Tax time is here again and that means many property investors are going through the process of completing their tax return, or having it completed by a tax accountant. To make sure your tax time goes smoothly, there are things you need to do throughout the financial year. Here’s are the two most important things you need to do to save potential headaches when you complete your tax return.
This comes down to personal preference, but as soon as you have details other than PAYG income and a HECS-HELP debt to record on your tax return, it’s probably time to consult a professional. Not only can a tax accountant help to make sure everything you’re submitting to the ATO is correct the first time, they will also help you legally maximise your deductions.
Having a professional complete your tax return and keeping in regular contact as an ongoing client will also help when it comes time to buy another property, finance other purchases such as a new car, or to simply verify your income if you’re self-employed. Yes, you’ll be paying a fee to have them complete your tax return, but you can claim it as a deduction the following year. Plus, the small fee now could save you potentially expensive mistakes from not completing your tax return properly.
Throughout the financial year, make sure you keep detailed records of everything. For property investors, this will include documents such as rental statements, invoices, bills, insurance and receipts for repairs and maintenance.

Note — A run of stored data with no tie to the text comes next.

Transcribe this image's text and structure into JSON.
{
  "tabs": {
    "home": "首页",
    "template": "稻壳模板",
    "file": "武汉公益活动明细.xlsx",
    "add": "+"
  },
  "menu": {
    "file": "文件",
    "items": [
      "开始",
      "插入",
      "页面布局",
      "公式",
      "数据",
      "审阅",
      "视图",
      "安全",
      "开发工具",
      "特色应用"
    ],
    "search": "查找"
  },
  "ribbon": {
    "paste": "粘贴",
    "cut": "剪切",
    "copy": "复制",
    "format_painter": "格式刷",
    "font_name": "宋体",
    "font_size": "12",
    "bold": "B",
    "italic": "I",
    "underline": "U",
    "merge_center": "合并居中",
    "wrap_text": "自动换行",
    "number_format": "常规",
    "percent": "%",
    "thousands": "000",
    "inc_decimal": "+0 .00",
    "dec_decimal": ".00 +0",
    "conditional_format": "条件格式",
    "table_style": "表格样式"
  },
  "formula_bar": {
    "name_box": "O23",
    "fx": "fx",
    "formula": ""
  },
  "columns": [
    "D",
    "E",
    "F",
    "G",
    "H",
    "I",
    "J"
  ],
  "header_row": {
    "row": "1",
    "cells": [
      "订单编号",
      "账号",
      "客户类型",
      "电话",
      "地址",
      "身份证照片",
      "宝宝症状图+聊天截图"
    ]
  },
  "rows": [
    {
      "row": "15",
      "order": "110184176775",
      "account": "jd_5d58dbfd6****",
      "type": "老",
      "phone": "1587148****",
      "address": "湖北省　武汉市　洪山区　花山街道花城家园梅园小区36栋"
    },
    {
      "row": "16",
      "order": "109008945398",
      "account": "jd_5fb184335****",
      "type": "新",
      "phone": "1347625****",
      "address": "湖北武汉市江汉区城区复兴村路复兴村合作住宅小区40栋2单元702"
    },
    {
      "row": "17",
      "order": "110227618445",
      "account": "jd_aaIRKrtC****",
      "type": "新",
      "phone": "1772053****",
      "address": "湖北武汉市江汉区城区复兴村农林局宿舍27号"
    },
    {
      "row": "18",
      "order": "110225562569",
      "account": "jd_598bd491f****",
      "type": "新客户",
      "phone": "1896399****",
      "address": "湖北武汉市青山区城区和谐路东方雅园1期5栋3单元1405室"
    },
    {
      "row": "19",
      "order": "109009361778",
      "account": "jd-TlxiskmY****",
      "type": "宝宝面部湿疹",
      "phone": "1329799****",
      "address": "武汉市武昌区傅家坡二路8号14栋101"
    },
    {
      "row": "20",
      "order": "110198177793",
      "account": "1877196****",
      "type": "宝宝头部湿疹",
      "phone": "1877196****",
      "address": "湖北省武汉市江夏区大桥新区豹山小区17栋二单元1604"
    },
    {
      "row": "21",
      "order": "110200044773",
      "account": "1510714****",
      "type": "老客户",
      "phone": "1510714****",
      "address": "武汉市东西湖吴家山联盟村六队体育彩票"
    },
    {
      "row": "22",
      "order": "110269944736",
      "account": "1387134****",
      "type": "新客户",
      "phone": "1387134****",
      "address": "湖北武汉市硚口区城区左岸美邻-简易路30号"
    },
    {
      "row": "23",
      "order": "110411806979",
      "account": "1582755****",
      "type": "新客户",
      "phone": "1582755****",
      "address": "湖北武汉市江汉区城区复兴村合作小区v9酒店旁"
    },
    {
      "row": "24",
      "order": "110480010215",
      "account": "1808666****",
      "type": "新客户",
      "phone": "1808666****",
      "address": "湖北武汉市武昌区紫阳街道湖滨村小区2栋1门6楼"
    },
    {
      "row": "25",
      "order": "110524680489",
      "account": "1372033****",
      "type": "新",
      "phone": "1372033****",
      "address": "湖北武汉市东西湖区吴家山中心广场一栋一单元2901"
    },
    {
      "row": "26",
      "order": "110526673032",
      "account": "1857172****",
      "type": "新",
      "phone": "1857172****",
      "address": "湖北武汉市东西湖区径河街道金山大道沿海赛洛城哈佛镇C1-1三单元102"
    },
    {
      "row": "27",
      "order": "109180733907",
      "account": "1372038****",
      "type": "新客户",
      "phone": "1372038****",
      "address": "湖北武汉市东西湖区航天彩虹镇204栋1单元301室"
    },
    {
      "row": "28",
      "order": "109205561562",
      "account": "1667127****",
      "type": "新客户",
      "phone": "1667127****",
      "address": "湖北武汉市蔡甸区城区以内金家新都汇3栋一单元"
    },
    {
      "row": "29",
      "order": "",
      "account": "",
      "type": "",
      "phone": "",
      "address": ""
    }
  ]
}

Even if you don’t have time to fill and record everything as documents are incoming, you can keep a folder in your home office (either physical or electronic) to store everything that needs to be recorded. This will help you keep track of everything even when you’re busy and make sure you and your accountant can find everything at tax time.
Another important thing to keep a record of is when your property is advertised for rent. This will include things such as emails between you and your property manager, rental listings on property websites and calendar entries where you may have met with your property manager to discuss your property. Keeping records of these activities is important especially so you can claim deductions for when the property is vacant. Remember, you can’t claim rental income losses for the period that your property is vacant.
By keeping detailed records throughout the tax year and consulting a professional to complete your tax return, you can ensure your tax time goes smoothly. If you have specific questions about your deductions or submitting your tax return, make sure you consult an accountant so they can provide you with personalised advice.